Keywords: stt,speech to text,whisper,alignment,utility,audio,timestamps,transcription,closed captions,subtitles
Author: Mikhail Pankin
Author-email: Mikhail Pankin <mishapankin@gmail.com>
License-Expression: MIT
License-File: LICENSE
Classifier: Development Status :: 4 - Beta
Classifier: Intended Audience :: Developers
Classifier: License :: OSI Approved :: MIT License
Classifier: Programming Language :: Python :: 3
Classifier: Programming Language :: Python :: 3.9
Classifier: Programming Language :: Python :: 3.10
Classifier: Programming Language :: Python :: 3.11
Classifier: Programming Language :: Python :: 3.12
Classifier: Programming Language :: Python :: 3.13
Classifier: Programming Language :: Python :: 3.14
Classifier: Programming Language :: Python :: 3.15
Classifier: Topic :: Multimedia :: Sound/Audio :: Analysis
Classifier: Topic :: Software Development :: Libraries :: Python Modules
Requires-Dist: pydantic>=2.10
Requires-Python: >=3.9
Project-URL: Documentation, https://github.com/mishapankin/stt-utils#readme
Project-URL: Homepage, https://github.com/mishapankin/stt-utils
Project-URL: Issues, https://github.com/mishapankin/stt-utils/issues
Project-URL: Repository, https://github.com/mishapankin/stt-utils
Description-Content-Type: text/markdown

# stt-utils

[![PyPI version](https://badge.fury.io/py/stt-utils.svg)](https://pypi.org/project/stt-utils/)
[![License: MIT](https://img.shields.io/badge/License-MIT-yellow.svg)](https://opensource.org/licenses/MIT)
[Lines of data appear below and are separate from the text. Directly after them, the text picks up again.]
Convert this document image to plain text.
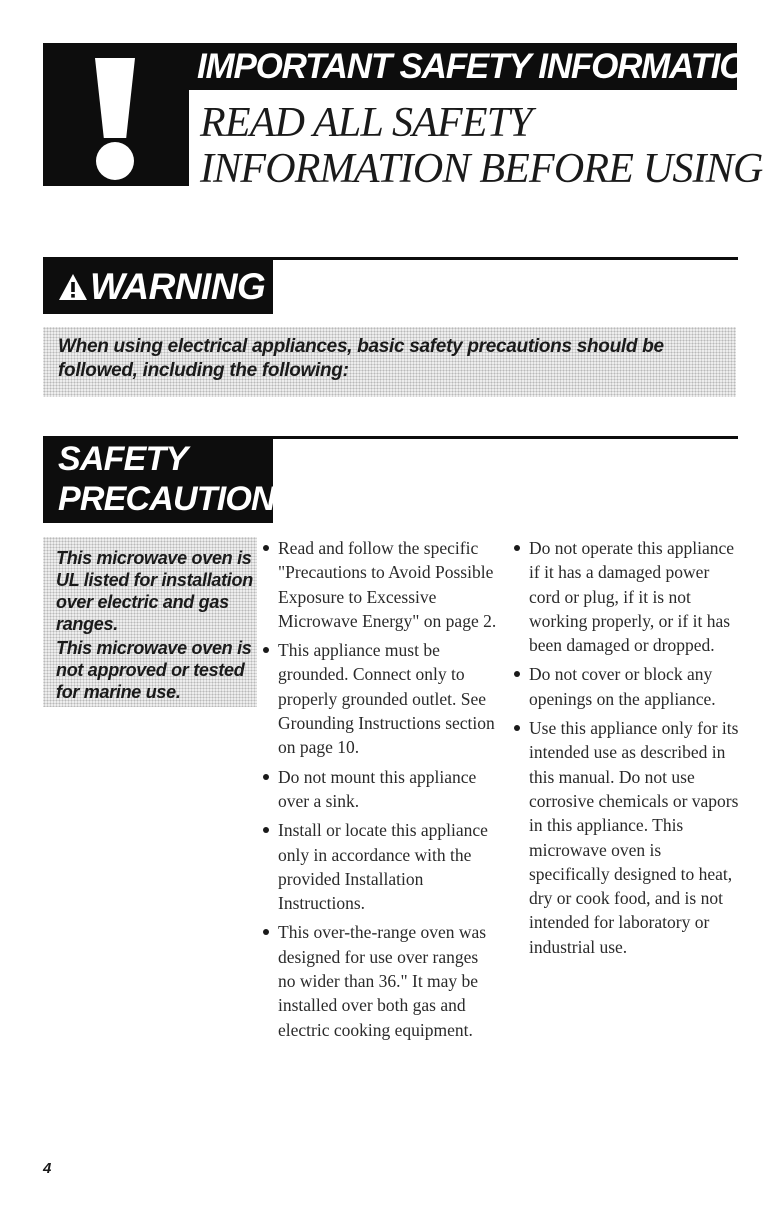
IMPORTANT SAFETY INFORMATION
READ ALL SAFETY
INFORMATION BEFORE USING
WARNING
When using electrical appliances, basic safety precautions should be followed, including the following:
SAFETY
PRECAUTIONS
This microwave oven is UL listed for installation over electric and gas ranges.
This microwave oven is not approved or tested for marine use.
Read and follow the specific "Precautions to Avoid Possible Exposure to Excessive Microwave Energy" on page 2.
This appliance must be grounded. Connect only to properly grounded outlet. See Grounding Instructions section on page 10.
Do not mount this appliance over a sink.
Install or locate this appliance only in accordance with the provided Installation Instructions.
This over-the-range oven was designed for use over ranges no wider than 36." It may be installed over both gas and electric cooking equipment.
Do not operate this appliance if it has a damaged power cord or plug, if it is not working properly, or if it has been damaged or dropped.
Do not cover or block any openings on the appliance.
Use this appliance only for its intended use as described in this manual. Do not use corrosive chemicals or vapors in this appliance. This microwave oven is specifically designed to heat, dry or cook food, and is not intended for laboratory or industrial use.
4
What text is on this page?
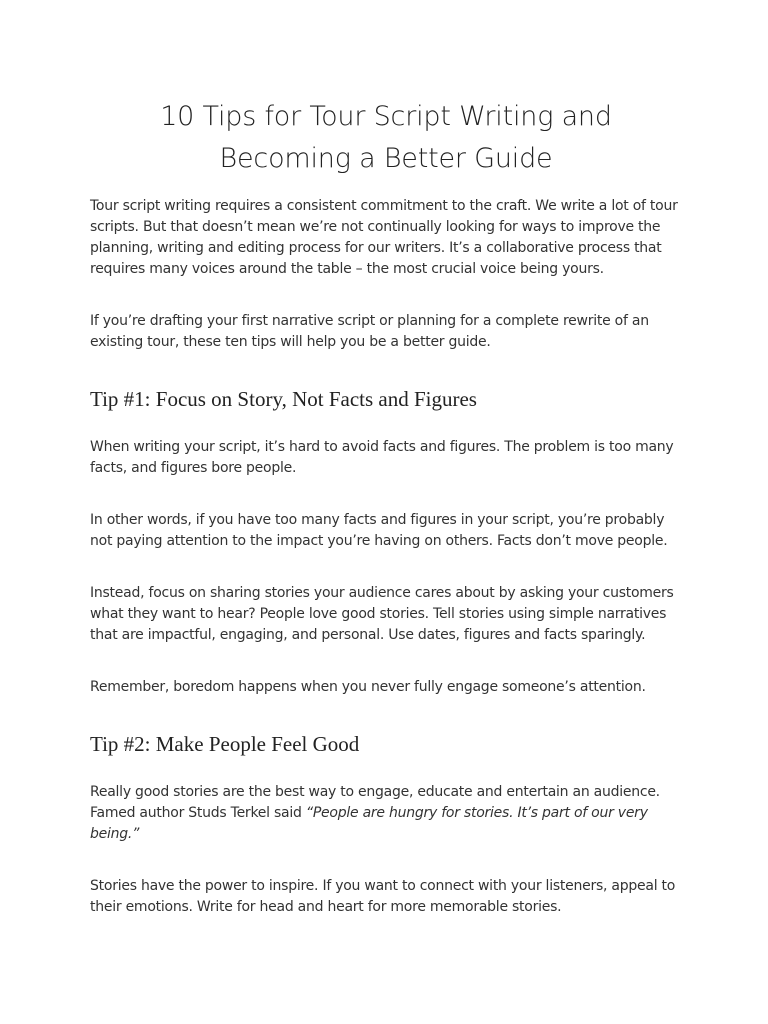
10 Tips for Tour Script Writing and
Becoming a Better Guide

Tour script writing requires a consistent commitment to the craft. We write a lot of tour scripts. But that doesn’t mean we’re not continually looking for ways to improve the planning, writing and editing process for our writers. It’s a collaborative process that requires many voices around the table – the most crucial voice being yours.

If you’re drafting your first narrative script or planning for a complete rewrite of an existing tour, these ten tips will help you be a better guide.

Tip #1: Focus on Story, Not Facts and Figures

When writing your script, it’s hard to avoid facts and figures. The problem is too many facts, and figures bore people.

In other words, if you have too many facts and figures in your script, you’re probably not paying attention to the impact you’re having on others. Facts don’t move people.

Instead, focus on sharing stories your audience cares about by asking your customers what they want to hear? People love good stories. Tell stories using simple narratives that are impactful, engaging, and personal. Use dates, figures and facts sparingly.

Remember, boredom happens when you never fully engage someone’s attention.

Tip #2: Make People Feel Good

Really good stories are the best way to engage, educate and entertain an audience. Famed author Studs Terkel said “People are hungry for stories. It’s part of our very being.”

Stories have the power to inspire. If you want to connect with your listeners, appeal to their emotions. Write for head and heart for more memorable stories.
A utility library for working with word-level speech-to-text timestamps. The main goal is to simplify working with timestamps generated by openai's whisper model with "word" timestamp_granularities.

## Features
- Realign word timestamps with the full text
- Merge several transcriptions together
- (Optional dependency) Split long audio into smaller segments by the moments of silence.

## Installation

```bash
pip install stt-utils
```

## Usage

### Python API

Align word timestamps from openai whisper
```python
from stt_utils import UnprocessedTranscription, Transcription

transcription = openai_client.audio.transcriptions.create(
    model="whisper-1",
    file=audio_file,
    response_format="verbose_json",
    timestamp_granularities=["word"],
)

unprocessed_transcription = UnprocessedTranscription(**transcription.model_dump())
aligned_transcription = Transcription.from_unprocessed_transcription(unprocessed_transcription)

aligned_transcription.dump_prevew()
```

## Development
It is recomended to use [uv](https://docs.astral.sh/uv/) toolset for development.

## Testing
There are unittests available in the `tests/` directory.
```
uv run pytest
```


## Contributing

Contributions are welcome! Please feel free to submit a Pull Request.

## License

This project is licensed under the MIT License - see the [LICENSE](LICENSE) file for details.